UK & World News
New Memorial Honours Falklands War Dead
A new memorial commemorating British service personnel killed during the Falklands War has been unveiled.
The memorial honours the 255 UK servicemen who died during the conflict 30 years ago.
It is a 7ft-high curved wall made from Cotswold Stone and is designed to resemble the San Carlos memorial wall on the Islands.
More than 1,000 veterans attended a service at the National Memorial Arboretum at Alrewas in Staffordshire.
As well as commemorating the British servicemen, there is also a plaque honouring the three Falkland Islanders who were killed during the war.
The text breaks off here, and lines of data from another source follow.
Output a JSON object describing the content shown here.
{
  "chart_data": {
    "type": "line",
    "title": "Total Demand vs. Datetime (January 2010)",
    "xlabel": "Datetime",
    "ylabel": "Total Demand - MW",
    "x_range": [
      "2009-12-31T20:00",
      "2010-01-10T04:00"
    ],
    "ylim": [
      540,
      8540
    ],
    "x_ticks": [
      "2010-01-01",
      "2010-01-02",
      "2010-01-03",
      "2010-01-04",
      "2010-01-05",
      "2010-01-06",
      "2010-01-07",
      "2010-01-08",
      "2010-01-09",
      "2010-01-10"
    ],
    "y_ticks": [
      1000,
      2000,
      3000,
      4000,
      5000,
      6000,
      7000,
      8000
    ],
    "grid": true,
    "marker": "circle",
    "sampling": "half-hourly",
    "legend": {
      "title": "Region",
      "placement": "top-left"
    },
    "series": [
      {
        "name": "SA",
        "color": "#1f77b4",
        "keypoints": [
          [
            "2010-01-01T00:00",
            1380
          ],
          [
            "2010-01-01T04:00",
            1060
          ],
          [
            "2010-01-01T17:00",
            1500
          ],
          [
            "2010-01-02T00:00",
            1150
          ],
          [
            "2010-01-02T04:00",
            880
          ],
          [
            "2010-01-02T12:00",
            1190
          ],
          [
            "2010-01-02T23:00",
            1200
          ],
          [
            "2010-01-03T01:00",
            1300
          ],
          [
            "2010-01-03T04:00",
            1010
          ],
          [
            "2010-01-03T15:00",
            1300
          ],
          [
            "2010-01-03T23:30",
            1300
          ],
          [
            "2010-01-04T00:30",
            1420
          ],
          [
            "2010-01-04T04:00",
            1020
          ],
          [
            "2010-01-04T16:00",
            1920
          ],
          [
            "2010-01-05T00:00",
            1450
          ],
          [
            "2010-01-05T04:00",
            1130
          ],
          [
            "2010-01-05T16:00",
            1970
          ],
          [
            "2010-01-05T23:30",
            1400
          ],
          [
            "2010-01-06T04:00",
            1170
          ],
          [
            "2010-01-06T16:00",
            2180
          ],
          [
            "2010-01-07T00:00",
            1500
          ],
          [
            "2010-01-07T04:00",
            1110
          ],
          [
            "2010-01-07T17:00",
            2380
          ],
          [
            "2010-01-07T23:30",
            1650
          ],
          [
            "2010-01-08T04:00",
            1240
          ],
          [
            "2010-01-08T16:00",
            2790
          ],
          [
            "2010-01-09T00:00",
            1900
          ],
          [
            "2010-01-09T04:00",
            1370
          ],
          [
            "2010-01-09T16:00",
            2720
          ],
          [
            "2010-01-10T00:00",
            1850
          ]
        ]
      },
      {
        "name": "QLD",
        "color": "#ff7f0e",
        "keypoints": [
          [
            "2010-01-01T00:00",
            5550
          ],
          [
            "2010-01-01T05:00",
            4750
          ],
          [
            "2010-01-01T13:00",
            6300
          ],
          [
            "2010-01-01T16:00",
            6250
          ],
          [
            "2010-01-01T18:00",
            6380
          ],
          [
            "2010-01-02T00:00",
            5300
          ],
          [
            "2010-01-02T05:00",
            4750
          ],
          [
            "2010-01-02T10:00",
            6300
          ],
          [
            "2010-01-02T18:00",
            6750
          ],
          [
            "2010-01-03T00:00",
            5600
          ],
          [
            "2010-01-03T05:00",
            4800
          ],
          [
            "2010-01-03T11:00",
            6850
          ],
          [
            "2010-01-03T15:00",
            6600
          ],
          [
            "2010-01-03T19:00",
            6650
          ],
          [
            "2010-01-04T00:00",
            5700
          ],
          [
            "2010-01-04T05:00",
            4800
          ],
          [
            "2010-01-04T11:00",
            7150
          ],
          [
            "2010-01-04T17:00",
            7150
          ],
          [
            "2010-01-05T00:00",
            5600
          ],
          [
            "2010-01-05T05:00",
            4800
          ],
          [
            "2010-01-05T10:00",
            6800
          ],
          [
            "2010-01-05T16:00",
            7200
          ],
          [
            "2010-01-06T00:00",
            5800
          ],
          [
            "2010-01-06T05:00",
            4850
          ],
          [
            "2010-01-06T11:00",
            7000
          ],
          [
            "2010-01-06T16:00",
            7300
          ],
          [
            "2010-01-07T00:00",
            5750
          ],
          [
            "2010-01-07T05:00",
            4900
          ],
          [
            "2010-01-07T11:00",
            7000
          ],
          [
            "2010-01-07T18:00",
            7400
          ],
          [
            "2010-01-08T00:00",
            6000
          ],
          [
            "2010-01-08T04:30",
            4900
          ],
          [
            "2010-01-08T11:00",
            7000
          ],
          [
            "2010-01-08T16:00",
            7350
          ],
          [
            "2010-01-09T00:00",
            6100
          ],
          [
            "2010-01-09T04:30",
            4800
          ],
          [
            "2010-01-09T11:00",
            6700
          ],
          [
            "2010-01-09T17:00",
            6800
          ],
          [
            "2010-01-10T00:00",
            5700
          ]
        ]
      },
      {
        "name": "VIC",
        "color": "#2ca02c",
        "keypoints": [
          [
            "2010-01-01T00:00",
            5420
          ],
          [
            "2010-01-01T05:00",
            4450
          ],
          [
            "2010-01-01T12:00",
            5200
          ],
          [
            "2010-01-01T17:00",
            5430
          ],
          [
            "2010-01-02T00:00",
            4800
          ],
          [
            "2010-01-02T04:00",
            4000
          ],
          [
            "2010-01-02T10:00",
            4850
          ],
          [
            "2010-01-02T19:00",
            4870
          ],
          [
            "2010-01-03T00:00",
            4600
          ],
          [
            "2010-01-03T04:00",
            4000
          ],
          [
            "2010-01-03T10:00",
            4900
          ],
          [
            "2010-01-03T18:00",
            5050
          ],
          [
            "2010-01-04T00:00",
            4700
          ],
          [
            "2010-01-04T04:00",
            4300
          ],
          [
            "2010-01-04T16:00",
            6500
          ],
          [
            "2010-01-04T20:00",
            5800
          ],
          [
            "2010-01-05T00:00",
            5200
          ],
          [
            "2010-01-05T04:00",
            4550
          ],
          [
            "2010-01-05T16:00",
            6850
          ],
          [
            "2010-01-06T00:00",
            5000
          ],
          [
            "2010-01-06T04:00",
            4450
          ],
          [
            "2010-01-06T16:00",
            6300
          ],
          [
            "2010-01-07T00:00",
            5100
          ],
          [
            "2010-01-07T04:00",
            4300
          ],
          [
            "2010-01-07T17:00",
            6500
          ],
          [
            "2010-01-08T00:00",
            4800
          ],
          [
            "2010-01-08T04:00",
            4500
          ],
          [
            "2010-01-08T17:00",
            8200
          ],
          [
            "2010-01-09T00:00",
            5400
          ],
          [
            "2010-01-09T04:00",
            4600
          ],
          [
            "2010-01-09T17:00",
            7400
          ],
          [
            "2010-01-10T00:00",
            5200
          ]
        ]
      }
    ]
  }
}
The service ended with the last airworthy Vulcan bomber taking part in a flypast.
The Vulcan was used in bombing raids on the Islands' main airfield at Port Stanley.
The flypast has special significance due the Vulcan being flown by Flight Lieutenant Martin Withers DFC - the pilot who led one of the raids.
The service also included a pipe lament, a solo sung by the daughter of a major who died, and a reading by a Falklands widow.Speaking after the ceremony, the widow of Lieutenant-Colonel H Jones, who was awarded a posthumous Victoria Cross for his bravery at the Battle of Goose Green, described the memorial as a fitting tribute to the members of the Task Force who gave their lives.
Sara Jones, the Chairman of the Falkland Families Association, said: "I think it's just very important for our families to have somewhere that they can go which is special for them.
"Obviously there are other places but this has been dedicated not only for all of the task force, but for our families.
"I just think for them it's special to come to this wonderful place - it is a beautiful setting and they can be quiet and contemplate and remember.
"I know it's 30 years on but it's been worth waiting for. It was a lovely short service and that Vulcan coming over was a wonderful ending."